This week, Shane and I want to sit down and figure out how we want to allocate our retirement accounts. We have his new traditional 401k at work and we each have Roth IRAs through Vanguard. It’s important that we figure out a few things:
- Our target retirement age. Do we want to be able to use the funds at age 59.5, or later?
- How much we foresee needing in retirement.
- How much we need to invest each year to hit that target, with assumptions on our income levels and other things
- How to allocate those investments to maximize our return.
Shane had quite a bit of paperwork to mess with to roll his old Roth 401k over. It was a Roth for his deposits, but it was traditional for the company match. Different! The funds have rolled and are taking up their new residence in IRAs. We need to allocate how that money should be invested.
Since we’re both 26, we have at least 33 years before we can start making unpenalized withdrawals on our retirement accounts, but we’ll possibly let them sit tight for a few years beyond that. Hard telling. That’s more than double my lifetime away and it’s hard for me to even think of life a year from now, yet alone 33.
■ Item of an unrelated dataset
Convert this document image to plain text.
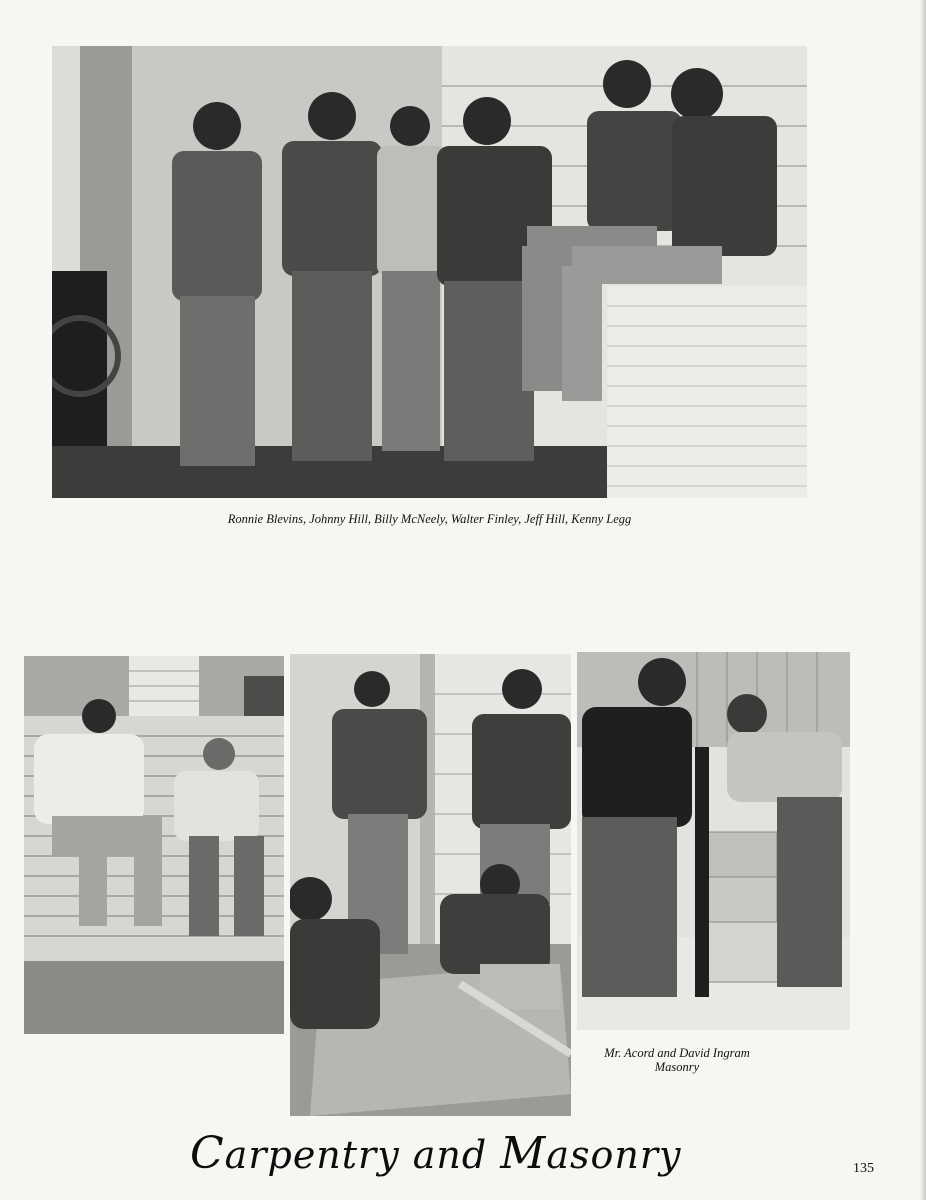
Ronnie Blevins, Johnny Hill, Billy McNeely, Walter Finley, Jeff Hill, Kenny Legg
Mr. Acord and David Ingram
Masonry
Carpentry and Masonry	135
Still. We have to figure some of this stuff out now, while we still have a lot of years ahead. Gotta maximize that compound interest and all.
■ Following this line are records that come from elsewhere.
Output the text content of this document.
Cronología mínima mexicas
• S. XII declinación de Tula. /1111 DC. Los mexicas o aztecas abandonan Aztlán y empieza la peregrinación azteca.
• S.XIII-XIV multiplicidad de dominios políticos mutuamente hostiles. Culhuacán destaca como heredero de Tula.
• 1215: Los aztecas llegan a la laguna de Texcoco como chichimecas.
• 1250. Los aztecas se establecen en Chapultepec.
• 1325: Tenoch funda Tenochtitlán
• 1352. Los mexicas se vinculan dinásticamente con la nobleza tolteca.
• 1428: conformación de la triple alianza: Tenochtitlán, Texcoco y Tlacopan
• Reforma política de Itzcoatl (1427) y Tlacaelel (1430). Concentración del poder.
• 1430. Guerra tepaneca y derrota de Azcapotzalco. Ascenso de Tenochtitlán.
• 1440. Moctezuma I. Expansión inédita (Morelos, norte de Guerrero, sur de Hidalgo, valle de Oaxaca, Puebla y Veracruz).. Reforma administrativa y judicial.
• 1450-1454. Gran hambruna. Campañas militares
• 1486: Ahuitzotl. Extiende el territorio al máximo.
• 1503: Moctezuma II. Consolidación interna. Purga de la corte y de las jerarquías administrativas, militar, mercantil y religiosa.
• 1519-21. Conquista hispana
Shane does get a company match for his 401k, though it will take four years of employment there to be fully vested in that match. It’s matched up to 6% of is gross annual salary, and the match is 50% of that amount. Put another way, that’s basically like getting an extra 3% of his gross income toward his retirement account. We put in 6%, they add another 3%.
He is indeed putting 6% into that account right now. We aren’t about to turn away free money! He was automatically enrolled in 2% when he started his job, so he did have to fill out some paperwork to bump it up.
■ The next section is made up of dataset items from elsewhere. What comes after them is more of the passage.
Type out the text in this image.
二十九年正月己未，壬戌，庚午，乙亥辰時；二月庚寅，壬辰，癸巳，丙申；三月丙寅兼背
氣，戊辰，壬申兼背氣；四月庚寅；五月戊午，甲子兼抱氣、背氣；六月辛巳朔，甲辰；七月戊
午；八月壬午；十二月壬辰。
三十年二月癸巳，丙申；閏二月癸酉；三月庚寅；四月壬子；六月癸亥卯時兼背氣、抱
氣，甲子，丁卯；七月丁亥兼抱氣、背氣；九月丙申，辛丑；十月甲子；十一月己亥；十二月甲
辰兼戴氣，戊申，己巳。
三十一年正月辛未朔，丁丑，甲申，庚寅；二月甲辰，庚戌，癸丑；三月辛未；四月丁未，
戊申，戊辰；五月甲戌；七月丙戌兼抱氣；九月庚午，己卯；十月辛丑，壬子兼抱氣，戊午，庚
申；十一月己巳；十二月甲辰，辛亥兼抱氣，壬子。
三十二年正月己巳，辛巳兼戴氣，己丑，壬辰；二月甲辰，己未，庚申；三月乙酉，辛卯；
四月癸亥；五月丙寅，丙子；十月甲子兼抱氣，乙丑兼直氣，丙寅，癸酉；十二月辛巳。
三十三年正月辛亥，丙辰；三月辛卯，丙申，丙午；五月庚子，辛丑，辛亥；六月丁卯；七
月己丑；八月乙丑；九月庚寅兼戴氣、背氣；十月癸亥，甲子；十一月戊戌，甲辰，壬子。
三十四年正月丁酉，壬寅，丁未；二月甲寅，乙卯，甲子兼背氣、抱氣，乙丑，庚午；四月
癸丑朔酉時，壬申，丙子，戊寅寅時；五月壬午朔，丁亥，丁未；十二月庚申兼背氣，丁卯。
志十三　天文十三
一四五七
We’ll still want to contribute more of our own funds toward our Roth IRAs, because I don’t think 9% will be quite enough.
If I can offer any take-away point in this post: Do something about your retirement planning. If you have a 401k available to you at work, be certain you are contributing. If there is a match, do what you can to get the full match, at minimum. Beyond that, consider opening an IRA, or just bumping up your 401k contributions if you don’t want to deal with that right now. Make it a point to “deal with it” in the near future, though!
Saving for retirement can be an overwhelming thing. I’m sorta overwhelmed, so I’m taking it slowly. But I’m tackling it. I think that’s the most important thing — don’t ignore it, because the longer you wait, the less money you’ll have to jingle in your pockets in retirement.
Older Kacie will thank 26yo Kacie for dealing with this now.